The world has moved into the next phase of its response to the COVID-19 pandemic. A new era in city planning with the cycling boom. With lockdowns going on for an extended amount of time, governments have begun putting measures in place to ease the transition back to ‘normal’ life. While at the same time continuing the practice of social distancing.
In our car-centric world, you would be forgiven for thinking that the response to socially distanced travel would be for people to spend more time in their cars. But after the World Health Organization said last week: “Whenever feasible, consider riding bicycles or walking,” the focus is to convert cities into cycle havens.
One thing that social distancing has shown us is how dense our urban populations are and what this means for the overall health of a community. More specifically, it has lifted the lid on the crowded nature of public transport and the impacts of pollution resulting in poor air quality. With more bikes on the roads there are more questions than ever on safety and city infrastructure.
As a result, there has been a boom in cycling. Urban planners are already busy adapting our archaic cities to these new challenges. Suddenly, urban environments have gone from traffic-choked black spots of pollution to open, free-flowing areas. Now, advocates of vehicle-free cities have an opportunity to test the ideas they have long lobbied for.
But will this all revert back post lockdown? We take a look at what cities in the UK, US and Australia are doing to improve cycling infrastructure.
The UK’s £2 billion promise
The UK transport secretary Grant Shapps announced a £2 billion package to put cycling. Walking front and centre in the county’s post-coronavirus plans. Further to that, Sadiq Khan, the Mayor of London, announced a full closure of the City of London (the medieval heart of the Big Smoke, where most of big businesses and finance firms operate from) to motor transport.
The idea is for the money to be used on improving city infrastructure for walking and cycling. In doing so, reducing overcrowding on public transport and the gridlock on the city’s major roads. When you then throw in the two metre social distancing rule, you begin to scratch your head wondering how people can co-exist and commute in dense, narrow streets while still trying to keep two metres apart. There have been calls to widen pavements temporarily, as a stop-gap solution to create more space on the sidewalk.
Other UK cities like Manchester are already putting plans into effect with regeneration programs and cycling infrastructure improvement schemes. The city’s busiest shopping street is currently closed to motor vehicles to give pedestrians more room to avoid one another.

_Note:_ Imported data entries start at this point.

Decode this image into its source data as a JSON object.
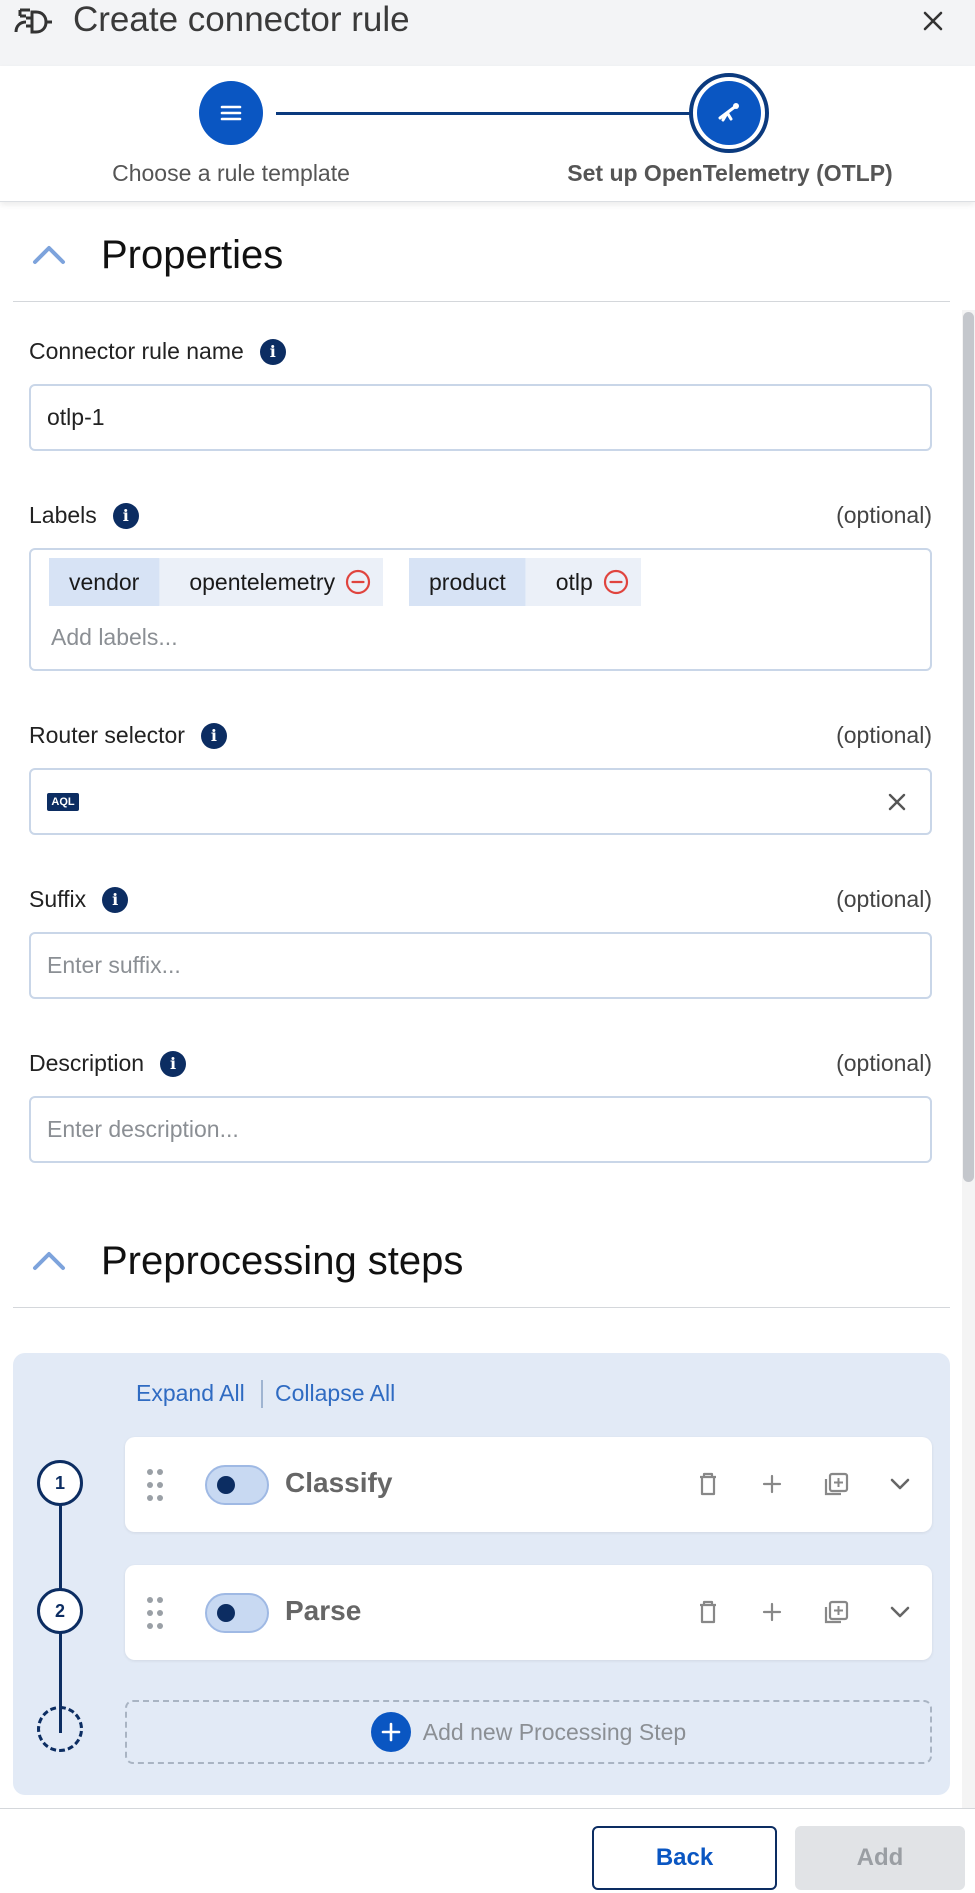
{
  "header": {
    "title": "Create connector rule",
    "plug_icon": "plug-icon",
    "close_icon": "close-icon"
  },
  "stepper": {
    "steps": [
      {
        "label": "Choose a rule template",
        "icon": "list-icon",
        "state": "completed"
      },
      {
        "label": "Set up OpenTelemetry (OTLP)",
        "icon": "telescope-icon",
        "state": "current"
      }
    ],
    "accent": "#0a56c2"
  },
  "properties": {
    "title": "Properties",
    "connector_rule_name": {
      "label": "Connector rule name",
      "value": "otlp-1"
    },
    "labels": {
      "label": "Labels",
      "optional": "(optional)",
      "chips": [
        {
          "key": "vendor",
          "value": "opentelemetry"
        },
        {
          "key": "product",
          "value": "otlp"
        }
      ],
      "placeholder": "Add labels..."
    },
    "router_selector": {
      "label": "Router selector",
      "optional": "(optional)",
      "badge": "AQL",
      "value": ""
    },
    "suffix": {
      "label": "Suffix",
      "optional": "(optional)",
      "placeholder": "Enter suffix..."
    },
    "description": {
      "label": "Description",
      "optional": "(optional)",
      "placeholder": "Enter description..."
    }
  },
  "preprocessing": {
    "title": "Preprocessing steps",
    "expand_all": "Expand All",
    "collapse_all": "Collapse All",
    "steps": [
      {
        "number": "1",
        "name": "Classify",
        "enabled": true
      },
      {
        "number": "2",
        "name": "Parse",
        "enabled": true
      }
    ],
    "add_step": "Add new Processing Step"
  },
  "footer": {
    "back": "Back",
    "add": "Add"
  }
}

If the UK government’s vision is to become a reality and cycling is going to be, as Shapps says, “at the heart” of the country’s future transportation plans, many British cities will need similar – and permanent – infrastructure overhauls.
Reclaiming the streets in Australia
Sydney has also seen a decrease in public transport use, falling by about 75% in March as more people found healthier ways to commute. In Melbourne, the number of bike riders has increased up to 79% in some areas. This has resulted in a call to city planners to adapt to the surrounding infrastructure to be cyclist-first, much like cities in Europe.
On Australian public transport, things are also changing apace. Strict new guidelines have been brought in by the state government of New South Wales, with Sydney and Newcastle the largest population centers therein. The new rules limit the number of passengers to 32 for train carriages, 12 for buses and 45 for ferries, with the potential to also close specific train stations should they reach capacity.
A new era for US cities
The United States’ response has been understandably varied. With such a large urban population in fifty different states. With all the different governance, there haven’t been wholesale changes or promises like the ones seen in Europe.
Cities like Oakland, Minneapolis, Denver, Philadelphia, and Louisville have all implemented schemes. These include temporary road closures, popup bike lanes or designated ‘slow streets’. How temporary these are, remains to be seen. Bike accessibility can support economic recovery, cut emissions, improve public health and make cities more resilient to health crises.
New York City is at the vanguard of these plans. The intention is to close up to 100 miles of road temporarily for the use of cyclists and walkers.
The long-term question for a country that is so automobile-obsessed, however, is, post pandemic, when cars return, will the cycling enthusiasm last?
The future of city planning, as with so much in our new reality, is still uncertain. Out of every crisis come improvements but at what cost? Lockdown could change our streets for decades. Will there be a backlash and threat due to the rising number of cyclists? It is much too early to speculate on the long-term impacts. We dearly hope that this crisis ushers in a more green and conscious approach to city design.